|
Zettel
Beiträge: 20.200
|
23.08.2010 17:39 |
|
|
Zitat von hubersn wann haben Sie denn das letzte (oder erste?) Mal einen Simultandolmetscher gehört, der in der Lage war, in schwierigen Passagen Nuancen korrekt zu übersetzen?
So gut wie nie, lieber Hubersn. Das Simultandolmetschen ist ohnehin eine Leistung an der Grenze dessen, was das menschliche Hirn an Informationsverarbeitung leisten kann.
Aus den von Ihnen genannten Gründen kann das immer nur ein Behelf sein. Nicht nur gibt es das Problem des fehlenden Kontexts. Im Deutschen gibt es diese von allen Simultandolmetschern gehaßte Stellung des Verbs am Ende einer Phrase; man erfährt erst am Schluß, worum es überhaupt geht. Bei Schachtelsätzen eine nahezu unlösbares Problem. Hinzu kommt, daß man ja keine Zeit hat, sich die beste Übersetzung zu überlegen, sondern ständig in Echtzeit dem Sprecher auf den Fersen bleiben muß. Und dann spricht dieser auch oft genug nicht grammatisch korrekt, äußert sich vage und doppeldeutig. Und so weiter und so fort. Ich hab's gelegentlich ausprobiert.
Ich habe allerdings einmal vor Jahren eine bewundernswerte Simultandolmetscherin erlebt, die in Alexander Kluges Sendungen eingesetzt wurde. Sie dolmetsche sogar aus sowohl dem Französischen als auch dem Englischen. Soweit ich das, was sie sagte, mit dem Originalton im Hintergrund vergleichen konnte, war sie vorzüglich. Und das auch noch bei schwierigen Themen. Da es um Interviews ging, kann allerdings sein, das man vorbesprochen hatte, wer was sagen würde, so daß sie nicht ganz unvorbereitet war.

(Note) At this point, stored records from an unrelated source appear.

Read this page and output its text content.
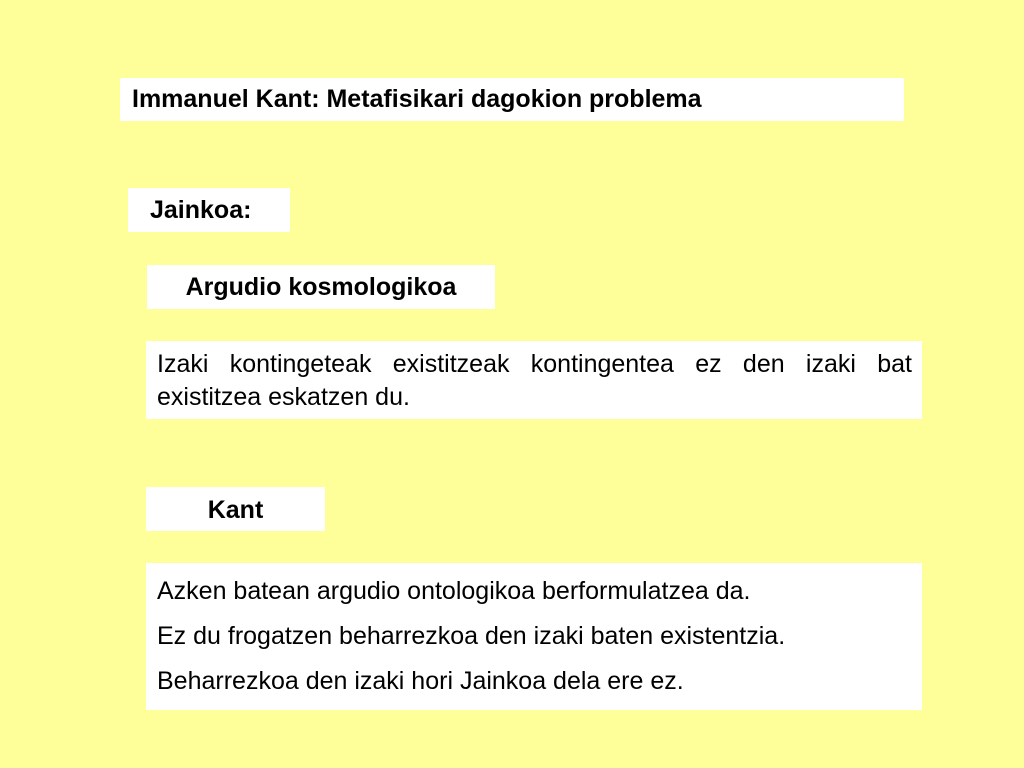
Immanuel Kant: Metafisikari dagokion problema
Jainkoa:
Argudio kosmologikoa
Izaki kontingeteak existitzeak kontingentea ez den izaki bat existitzea eskatzen du.
Kant
Azken batean argudio ontologikoa berformulatzea da.
Ez du frogatzen beharrezkoa den izaki baten existentzia.
Beharrezkoa den izaki hori Jainkoa dela ere ez.
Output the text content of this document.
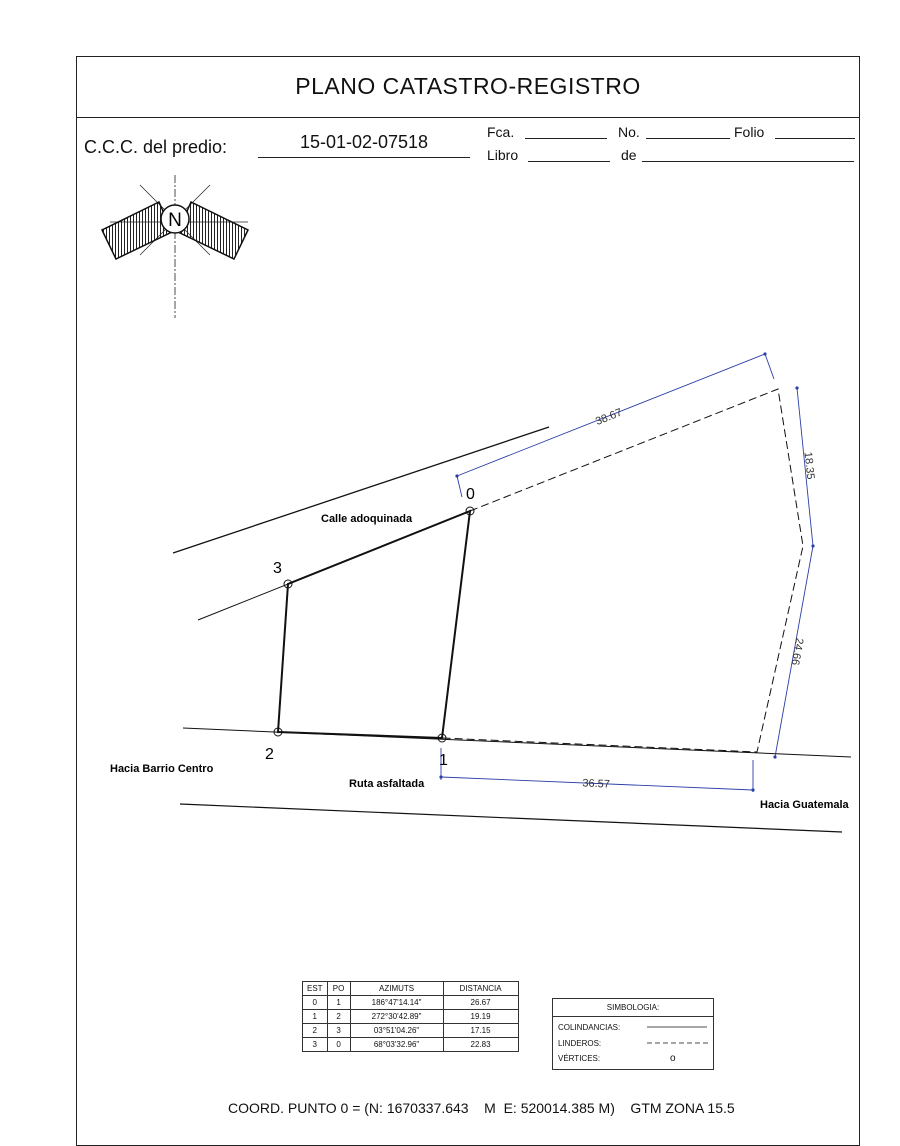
PLANO CATASTRO-REGISTRO
C.C.C. del predio:	15-01-02-07518	Fca.	No.	Folio
Libro	de
N
38.67
18.35
24.66
36.57
0
1
2
3
Calle adoquinada
Ruta asfaltada
Hacia Barrio Centro
Hacia Guatemala
EST	PO	AZIMUTS	DISTANCIA
0	1	186°47'14.14"	26.67
1	2	272°30'42.89"	19.19
2	3	03°51'04.26"	17.15
3	0	68°03'32.96"	22.83
SIMBOLOGIA:
COLINDANCIAS:
LINDEROS:
VÉRTICES:	o
COORD. PUNTO 0 = (N: 1670337.643    M  E: 520014.385 M)    GTM ZONA 15.5
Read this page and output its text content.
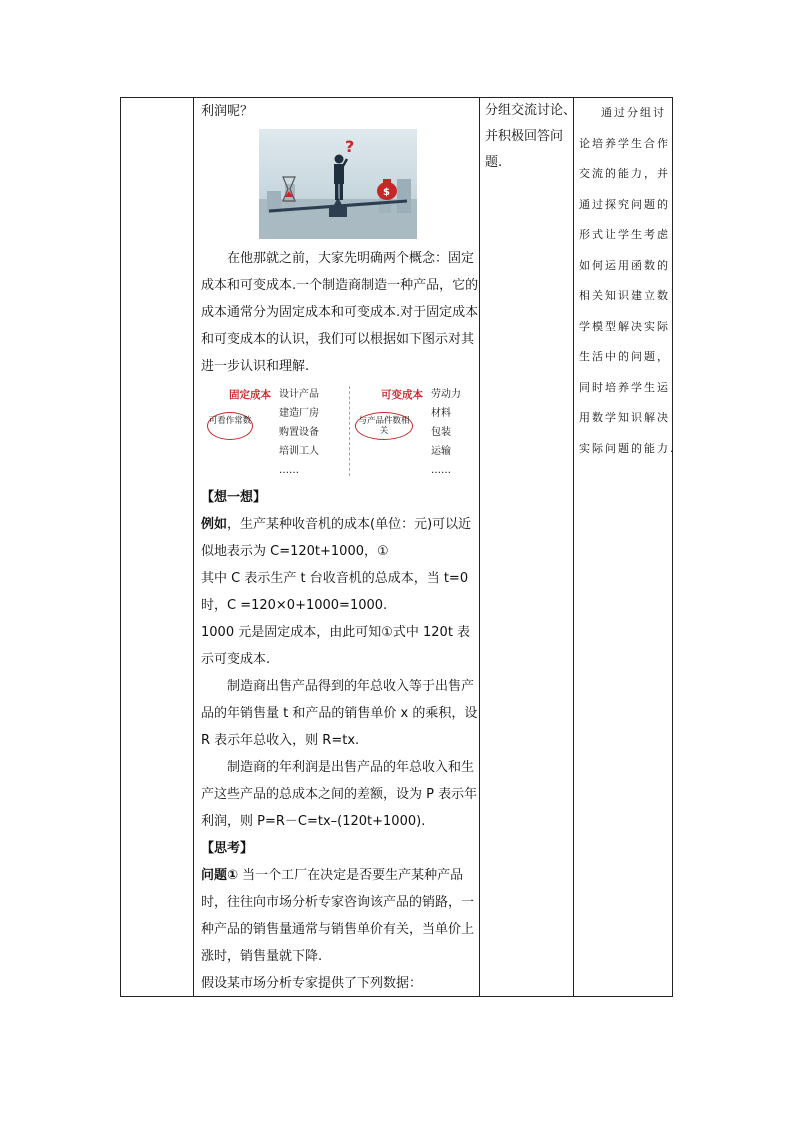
利润呢？

?
$

在他那就之前，大家先明确两个概念：固定成本和可变成本.一个制造商制造一种产品，它的成本通常分为固定成本和可变成本.对于固定成本和可变成本的认识，我们可以根据如下图示对其进一步认识和理解.

固定成本
可看作常数
设计产品
建造厂房
购置设备
培训工人
……
可变成本
与产品件数相关
劳动力
材料
包装
运输
……

【想一想】

例如，生产某种收音机的成本(单位：元)可以近似地表示为 C=120t+1000，①

其中 C 表示生产 t 台收音机的总成本，当 t=0 时，C =120×0+1000=1000.

1000 元是固定成本，由此可知①式中 120t 表示可变成本.

制造商出售产品得到的年总收入等于出售产品的年销售量 t 和产品的销售单价 x 的乘积，设 R 表示年总收入，则 R=tx.

制造商的年利润是出售产品的年总收入和生产这些产品的总成本之间的差额，设为 P 表示年利润，则 P=R－C=tx–(120t+1000).

【思考】

问题① 当一个工厂在决定是否要生产某种产品时，往往向市场分析专家咨询该产品的销路，一种产品的销售量通常与销售单价有关，当单价上涨时，销售量就下降.

假设某市场分析专家提供了下列数据：

分组交流讨论、并积极回答问题.
通过分组讨论培养学生合作交流的能力，并通过探究问题的形式让学生考虑如何运用函数的相关知识建立数学模型解决实际生活中的问题，同时培养学生运用数学知识解决实际问题的能力.
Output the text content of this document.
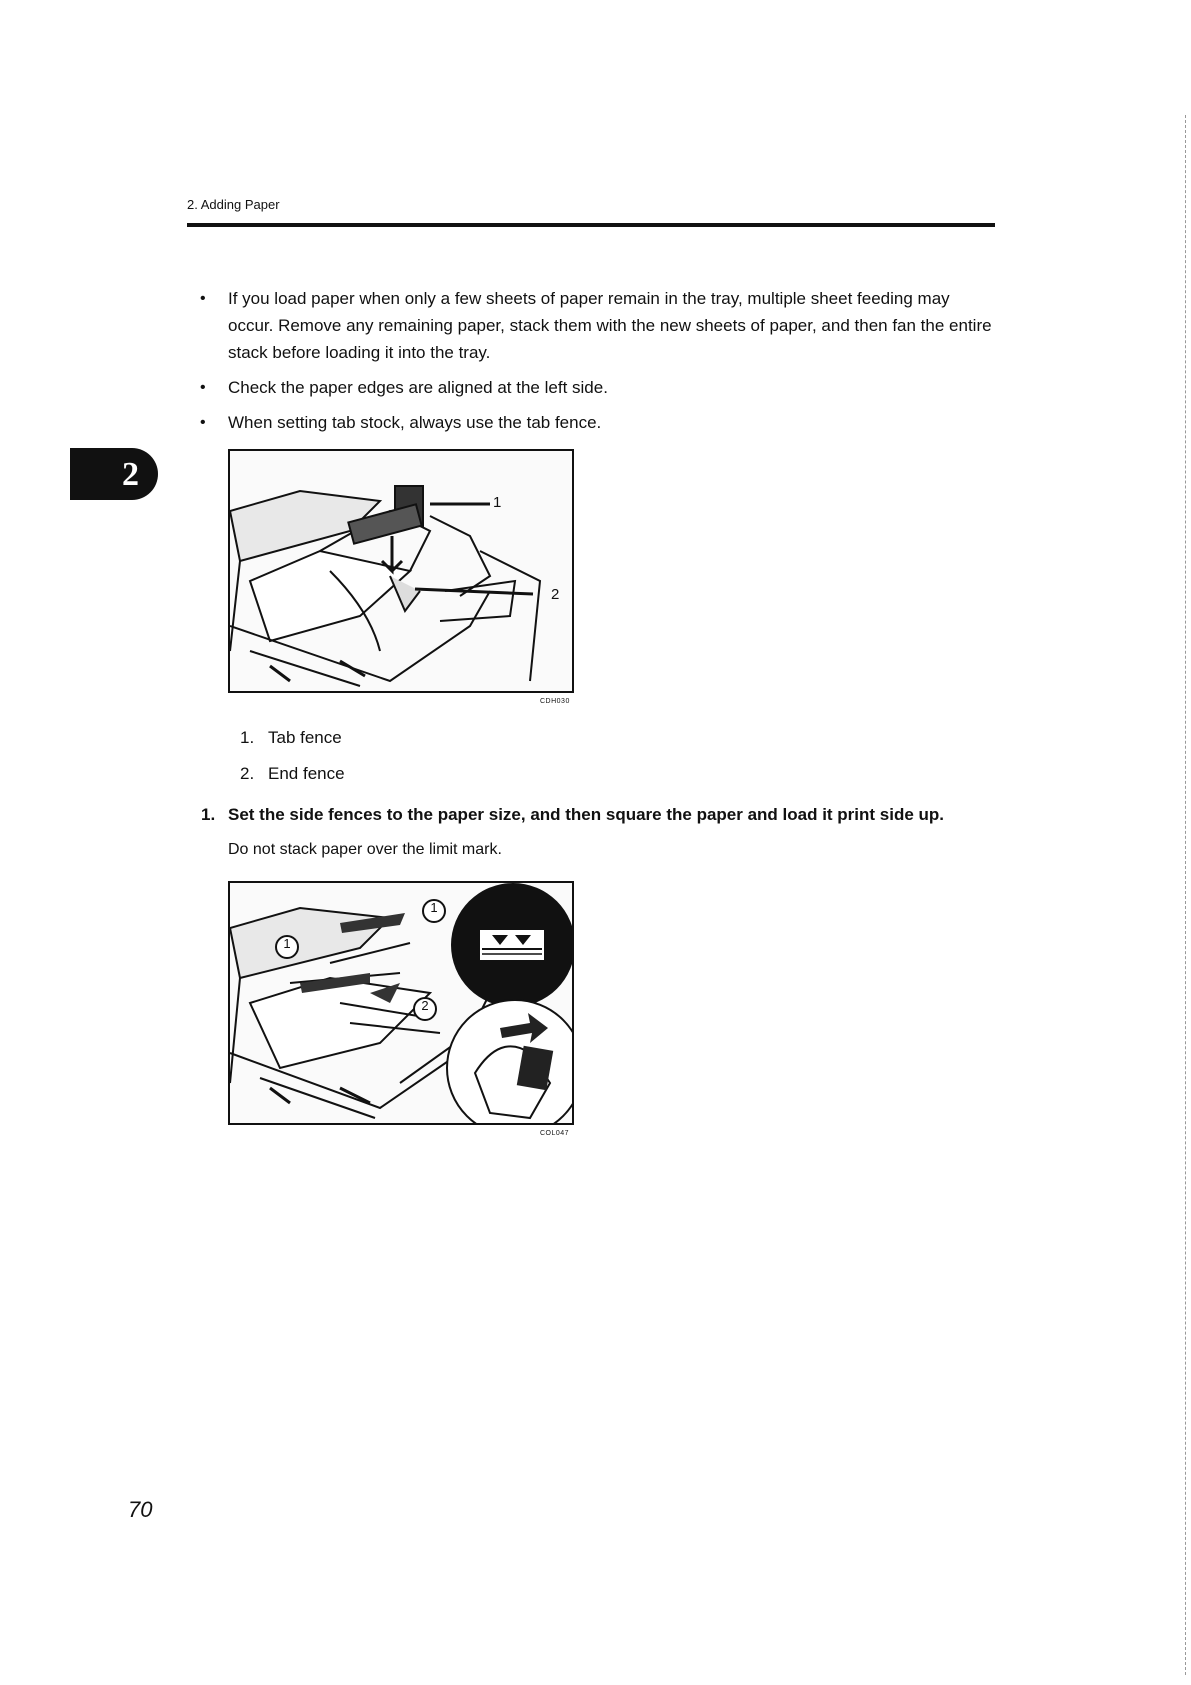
2. Adding Paper
2
• If you load paper when only a few sheets of paper remain in the tray, multiple sheet feeding may occur. Remove any remaining paper, stack them with the new sheets of paper, and then fan the entire stack before loading it into the tray.
• Check the paper edges are aligned at the left side.
• When setting tab stock, always use the tab fence.
CDH030
1
2
1. Tab fence
2. End fence
1. Set the side fences to the paper size, and then square the paper and load it print side up.
Do not stack paper over the limit mark.
1
1
2
COL047
70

Wie auch immer - dieses Problem mit dem Simultandolmetschen ist eben einer der Gründe dafür, warum die Wissenschaft eine Verkehrssprache braucht; und dafür kommt nach Lage der Dinge nun einmal nur das Englische in Frage. Im 19. Jahrhundert hatte in der Diplomatie das Französische eine ähnliche Funktion.